Materials and methods: This multicenter retrospective study enrolled children with difficult-to-treat nephrotic syndrome on rituximab treatment from 13 centers. The patients were classified based on low (single dose of 375 mg/m2) or high (2-4 doses of 375 mg/m2) initial dose of rituximab and the steroid response. Clinical outcomes were compared.

Results: Data from 42 children [20 steroid-sensitive (frequent relapsing / steroid-dependent) and 22 steroid-resistant nephrotic syndrome, aged 1.9–17.3 years] were analyzed. Eleven patients with steroid-sensitive nephrotic syndrome (55%) had a relapse following initial rituximab therapy, with the mean time to first relapse of 8.4 ± 5.2 months. Complete remission was achieved in 41% and 36% of steroid-resistant patients, with the median remission time of 3.65 months. At Year 2, eight patients in steroid-sensitive group (40%) and four in steroid-resistant group (18%) were drug-free. Total cumulative doses of rituximab were higher in steroid-resistant group (p = 001). Relapse rates and time to first relapse in steroid-sensitive group or remission rates in steroid-resistant group did not differ between the low and high initial dose groups.

Conclusion: The current study reveals that rituximab therapy may provide a lower relapse rate and prolonged relapse-free survival in the steroid-sensitive group, increased remission rates in the steroid-resistant group, and a significant number of drug-free patients in both groups. The optimal regimen for initial treatment and maintenance needs to be determined.
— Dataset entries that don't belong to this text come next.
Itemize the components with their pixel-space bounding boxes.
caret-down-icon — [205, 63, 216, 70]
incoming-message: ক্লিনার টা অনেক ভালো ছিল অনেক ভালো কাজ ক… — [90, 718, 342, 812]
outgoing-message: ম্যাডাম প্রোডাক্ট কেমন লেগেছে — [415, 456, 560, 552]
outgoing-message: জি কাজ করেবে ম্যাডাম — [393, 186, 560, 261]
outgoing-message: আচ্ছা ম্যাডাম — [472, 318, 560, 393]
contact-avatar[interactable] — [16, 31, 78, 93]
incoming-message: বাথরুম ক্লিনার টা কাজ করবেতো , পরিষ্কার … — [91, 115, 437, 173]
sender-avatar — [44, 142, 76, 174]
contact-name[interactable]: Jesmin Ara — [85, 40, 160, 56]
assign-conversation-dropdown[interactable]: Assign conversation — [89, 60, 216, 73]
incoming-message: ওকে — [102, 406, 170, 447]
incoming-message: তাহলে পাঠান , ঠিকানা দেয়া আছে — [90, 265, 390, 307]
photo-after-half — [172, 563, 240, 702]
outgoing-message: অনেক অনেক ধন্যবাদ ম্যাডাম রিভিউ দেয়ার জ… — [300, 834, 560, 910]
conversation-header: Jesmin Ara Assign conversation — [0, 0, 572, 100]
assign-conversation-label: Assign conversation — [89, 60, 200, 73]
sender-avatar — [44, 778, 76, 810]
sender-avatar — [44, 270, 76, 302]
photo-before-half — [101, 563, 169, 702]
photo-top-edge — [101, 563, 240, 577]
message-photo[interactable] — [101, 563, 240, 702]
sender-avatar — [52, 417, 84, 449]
Keywords: Frequently relapsing nephrotic syndrome; immunosuppressive agents; remission; steroid-dependent nephrotic syndrome; steroid- resistant nephrotic syndrome.

Figure 1

Study flow chart. Of 49 screened patients, 42 fulfilled the selection criteria and consent to study participation. Exclusion criteria were the presence of genetic mutations, hypocomplementemia, and/or immune deposits in kidney biopsy specimens. The NPHS2 gene encodes podocin that is vital for the normal glomerular filtration barrier in kidneys. NPHS2 mutation causes steroid-resistant nephrotic syndrome. ARHGAP24mutation influences podocyte cell shape and membrane structure, can causing focal segmental glomerulosclerosis. SSNS: steroid-sensitive nephrotic syndrome (including SDNS steroid-dependent nephrotic syndrome and FRNS frequently relapsing nephrotic syndrome). SRNS: steroid-resistant nephrotic syndrome.

Figure 2

Relaps-free survival in the SSNS group (a), and adjusted for the initial dose regimens (b). SSNS: steroid-sensitive nephrotic syndrome (including SDNS: steroid-dependent nephrotic syndrome and FRNS: frequently relapsing nephrotic syndrome).